Dividing your trade mark is an official process and one that you should only undertake where it has real use to you. A lawyer can help you look at your options and decide whether trade mark division best serves your needs. Some reasons that you may wish to divide your trade mark application include:

  • dividing conflicting goods/services/classes of a trade mark application into a secondary case so that the parent case can proceed to registration;
  • responding to opposition to certain aspects of a trade mark, by dividing the relevant parts of the trade mark into a child case; or
  • moving classes/goods/services from one trade mark to a new one to better your chances of a successful application.

In some cases, a simple removal of the conflicting aspects of a trade mark may be useful. However, in others, the division may better serve your interests. Receiving advice from a lawyer on the subject will help you determine what path will best benefit your business.

When Is the Best Time to Divide My Trade Mark?

Notably, you can apply for division through the online portal on the IPONZ website. A lawyer can help you determine when is the best time to divide your trade mark, as your timing can have different effects on your registration.

For instance, while you can both divide a trade mark application and a registered trade mark, the effects of this process may be different depending on the nature and stage of the trade mark.

You can divide trade marks that are even past their expiry date if you have missed their renewal.
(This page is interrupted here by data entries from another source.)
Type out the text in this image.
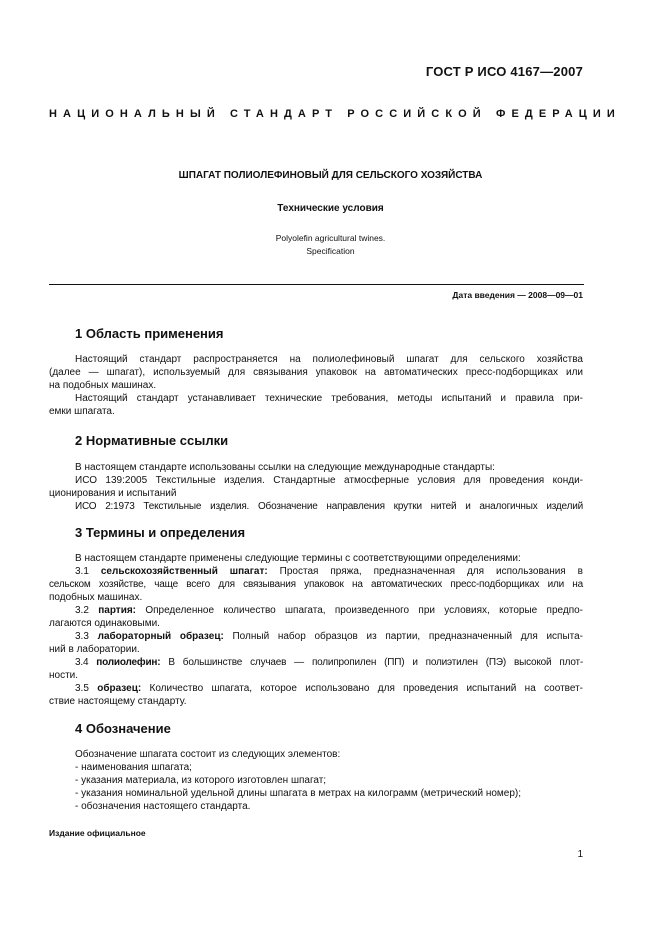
ГОСТ Р ИСО 4167—2007
НАЦИОНАЛЬНЫЙ СТАНДАРТ РОССИЙСКОЙ ФЕДЕРАЦИИ
ШПАГАТ ПОЛИОЛЕФИНОВЫЙ ДЛЯ СЕЛЬСКОГО ХОЗЯЙСТВА
Технические условия
Polyolefin agricultural twines.
Specification
Дата введения — 2008—09—01
1 Область применения
Настоящий стандарт распространяется на полиолефиновый шпагат для сельского хозяйства
(далее — шпагат), используемый для связывания упаковок на автоматических пресс-подборщиках или
на подобных машинах.
Настоящий стандарт устанавливает технические требования, методы испытаний и правила при-
емки шпагата.
2 Нормативные ссылки
В настоящем стандарте использованы ссылки на следующие международные стандарты:
ИСО 139:2005 Текстильные изделия. Стандартные атмосферные условия для проведения конди-
ционирования и испытаний
ИСО 2:1973 Текстильные изделия. Обозначение направления крутки нитей и аналогичных изделий
3 Термины и определения
В настоящем стандарте применены следующие термины с соответствующими определениями:
3.1 сельскохозяйственный шпагат: Простая пряжа, предназначенная для использования в
сельском хозяйстве, чаще всего для связывания упаковок на автоматических пресс-подборщиках или на
подобных машинах.
3.2 партия: Определенное количество шпагата, произведенного при условиях, которые предпо-
лагаются одинаковыми.
3.3 лабораторный образец: Полный набор образцов из партии, предназначенный для испыта-
ний в лаборатории.
3.4 полиолефин: В большинстве случаев — полипропилен (ПП) и полиэтилен (ПЭ) высокой плот-
ности.
3.5 образец: Количество шпагата, которое использовано для проведения испытаний на соответ-
ствие настоящему стандарту.
4 Обозначение
Обозначение шпагата состоит из следующих элементов:
- наименования шпагата;
- указания материала, из которого изготовлен шпагат;
- указания номинальной удельной длины шпагата в метрах на килограмм (метрический номер);
- обозначения настоящего стандарта.
Издание официальное
1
However, if you cannot divide a trade mark if it has been:

  • withdrawn;
  • abandoned;
  • refused; or 
  • deemed no longer “active”.

Note that the processing time for an application to divide a registered trade mark can take up to 15 working days.

Key Takeaways

Dividing your trade mark is a complex process, and the success of your division application will depend on how well you prepare your documentation. Therefore, you should engage the help of a trade mark specialist to ensure you can use this process to benefit your business. If you would like more information or help with dividing your trade mark, contact LegalVision’s Trade Mark lawyers on 0800 005 570 or fill out the form on this page.

Frequently Asked Questions

What is a trade mark?

A trade mark is a sign or symbol representing your business and the goods or services it provides. Examples include your business name, logo, or the names of a particular product.

What does dividing a trade mark mean?

There are different ways to divide a trade mark, but it typically means dividing your original trade mark into a parent case and a child case. One way to do so is to split the classes your original trade mark applied to into two separate marks.